= Anupa =

Anupa (literally, watery tract) is an ancient Indian region roughly corresponds to the areas around ancient Mahishmati city in the present-day Madhya Pradesh. The Vayu Purana mentions a janapada (realm) of Anupa, located on the Vindhyaprishtha (Vindhya plateau). The Nasik cave inscription of Gautami Balashri claims that her son Gautamiputra Satakarni's dominion included Anupa. The Junagarh rock inscription of Rudradaman I mentions Anupa as a part of his kingdom.

==Maharajas of Valkha==

A number of copper-plate grants discovered from this region (Shirpur, Bagh and Manavar in Dhar district) are issued by a family bearing the title, Maharaja.

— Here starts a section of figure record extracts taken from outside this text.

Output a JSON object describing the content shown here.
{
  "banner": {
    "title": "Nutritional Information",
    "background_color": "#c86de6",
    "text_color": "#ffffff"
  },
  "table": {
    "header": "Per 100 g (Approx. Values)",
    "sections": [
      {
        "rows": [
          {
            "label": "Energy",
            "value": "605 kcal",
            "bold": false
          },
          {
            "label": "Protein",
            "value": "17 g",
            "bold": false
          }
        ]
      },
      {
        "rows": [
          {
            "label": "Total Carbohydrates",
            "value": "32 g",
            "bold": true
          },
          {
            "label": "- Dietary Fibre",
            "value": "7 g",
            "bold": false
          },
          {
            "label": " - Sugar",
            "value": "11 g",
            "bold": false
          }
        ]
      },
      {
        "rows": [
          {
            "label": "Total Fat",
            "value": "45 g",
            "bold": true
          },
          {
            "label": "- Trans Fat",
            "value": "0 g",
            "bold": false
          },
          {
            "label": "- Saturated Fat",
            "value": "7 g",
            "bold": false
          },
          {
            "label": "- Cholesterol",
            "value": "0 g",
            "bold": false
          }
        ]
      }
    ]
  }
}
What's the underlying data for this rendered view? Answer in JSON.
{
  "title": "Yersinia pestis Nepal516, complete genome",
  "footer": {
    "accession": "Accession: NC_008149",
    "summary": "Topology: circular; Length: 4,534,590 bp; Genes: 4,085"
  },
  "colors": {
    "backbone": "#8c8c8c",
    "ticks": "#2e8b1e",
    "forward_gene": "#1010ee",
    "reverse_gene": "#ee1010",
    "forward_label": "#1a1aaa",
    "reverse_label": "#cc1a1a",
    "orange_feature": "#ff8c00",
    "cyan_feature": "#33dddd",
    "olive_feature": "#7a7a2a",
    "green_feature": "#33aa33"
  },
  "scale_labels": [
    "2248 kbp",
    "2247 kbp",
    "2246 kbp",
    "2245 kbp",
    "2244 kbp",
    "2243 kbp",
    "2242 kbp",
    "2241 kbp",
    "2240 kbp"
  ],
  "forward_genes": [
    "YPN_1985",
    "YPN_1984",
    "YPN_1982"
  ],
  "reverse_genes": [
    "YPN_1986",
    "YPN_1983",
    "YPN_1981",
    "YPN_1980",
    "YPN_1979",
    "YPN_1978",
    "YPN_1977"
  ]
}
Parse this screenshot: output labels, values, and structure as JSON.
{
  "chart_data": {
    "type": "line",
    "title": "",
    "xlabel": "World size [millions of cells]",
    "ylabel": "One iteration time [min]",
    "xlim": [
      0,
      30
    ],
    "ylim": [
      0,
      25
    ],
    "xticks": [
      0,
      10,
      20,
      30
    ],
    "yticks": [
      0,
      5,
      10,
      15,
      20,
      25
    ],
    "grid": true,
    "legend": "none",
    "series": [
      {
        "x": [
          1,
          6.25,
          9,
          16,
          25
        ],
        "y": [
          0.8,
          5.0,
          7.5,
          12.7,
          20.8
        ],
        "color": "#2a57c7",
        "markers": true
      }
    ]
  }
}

They recognized the suzerainty of certain emperors bearing the title, Paramabhattaraka (most probably the Imperial Guptas. The names of the rulers of this family are Bhulunda, Svamidasa and Rudradasa. These three rulers ruled from their capital, Valkha, which is not yet identified. All of their copper-plate grants are dated in an unspecified era.

==Subandhu of Mahishmati==
Two copperplate grants found from Barwani and the Bagh Caves are issued by a ruler, Subandhu, whose capital was Mahishmati. The Badwani plate is dated in the year 167 of an unspecified era.